La pertinence de cette scène en 2026 reste élevée, car elle représente un tournant dans la manière dont la violence est dépeinte au cinéma. Alors que des franchises comme John Wick optent pour un style hautement chorégraphié, le combat dans Nobody valorise l'improvisation, la fatigue et la douleur. Le protagoniste, interprété par Bob Odenkirk, n'est pas un super-héros invincible, mais un homme rouillé qui redécouvre son identité à travers un conflit chaotique. C'est pourquoi l'héritage du film perdure, inspirant des discussions sur l'évolution des séquences d'action et servant de contrepoint puissant aux blockbusters plus stylisés.

Qu'est-ce qui rend cette scène de combat si spéciale ?

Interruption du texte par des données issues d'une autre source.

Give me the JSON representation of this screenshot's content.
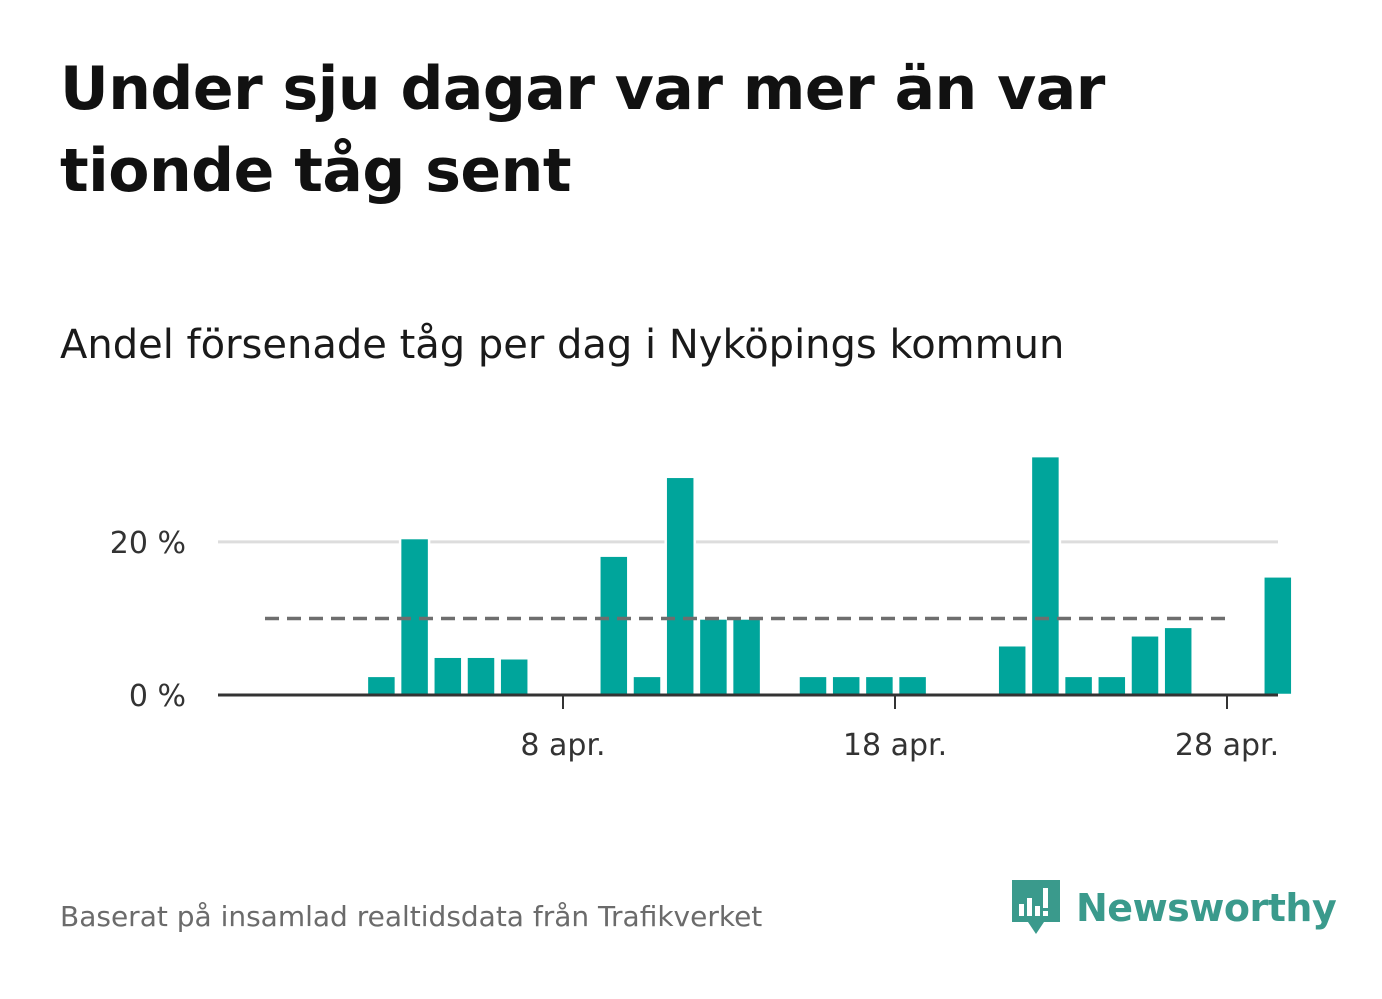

Le grand atout de la séquence dans le bus est sa construction psychologique. Le récit ne présente pas Hutch comme un héros dès le départ, mais comme un père de famille apparemment ordinaire, frustré par un vol banal. Cependant, la perte d'un bracelet de sa fille agit comme le déclencheur qui libère une bête endormie. Quand un groupe d'hommes ivres commence à importuner une passagère, Hutch trouve l'excuse parfaite que son subconscient attendait. La chorégraphie, délibérément maladroite et épuisante, montre un homme qui se bat avec ce qu'il a sous la main, d'un couteau à une anse de sac, dans un espace claustrophobique qui amplifie chaque impact.

De plus, le climax de la scène surprend en troquant la brutalité gratuite contre un acte de miséricorde inattendu. Après avoir neutralisé ses adversaires, Hutch pratique une trachéotomie d'urgence sur l'un des agresseurs, à l'aide d'une paille. Ce moment de tendresse grotesque redéfinit complètement le personnage, montrant que la violence pour lui n'est pas une fin, mais un moyen de protéger quelque chose. En d'autres termes, la scène parle plus de révélation que de baston, une nuance qui l'a rendue mémorable. Ainsi, elle parvient à émouvoir et à choquer dans la même mesure, un exploit rare dans le genre.

Le succès de cette séquence a eu des répercussions, influençant le débat sur ce qui constitue une grande scène d'action dans les années suivantes, y compris en 2026. La performance d'Odenkirk, qui a suivi un entraînement physique rigoureux, a prouvé que les héros d'action n'ont pas besoin d'être des athlètes traditionnels, mais plutôt des acteurs capables de transmettre un conflit intérieur. Par conséquent, même quelques années après sa sortie, Nobody et son duel dans le bus restent un exemple suprême de la manière de raconter une histoire de rédemption à travers le combat, dépassant la simple spectacularité pour offrir quelque chose de véritablement cathartique.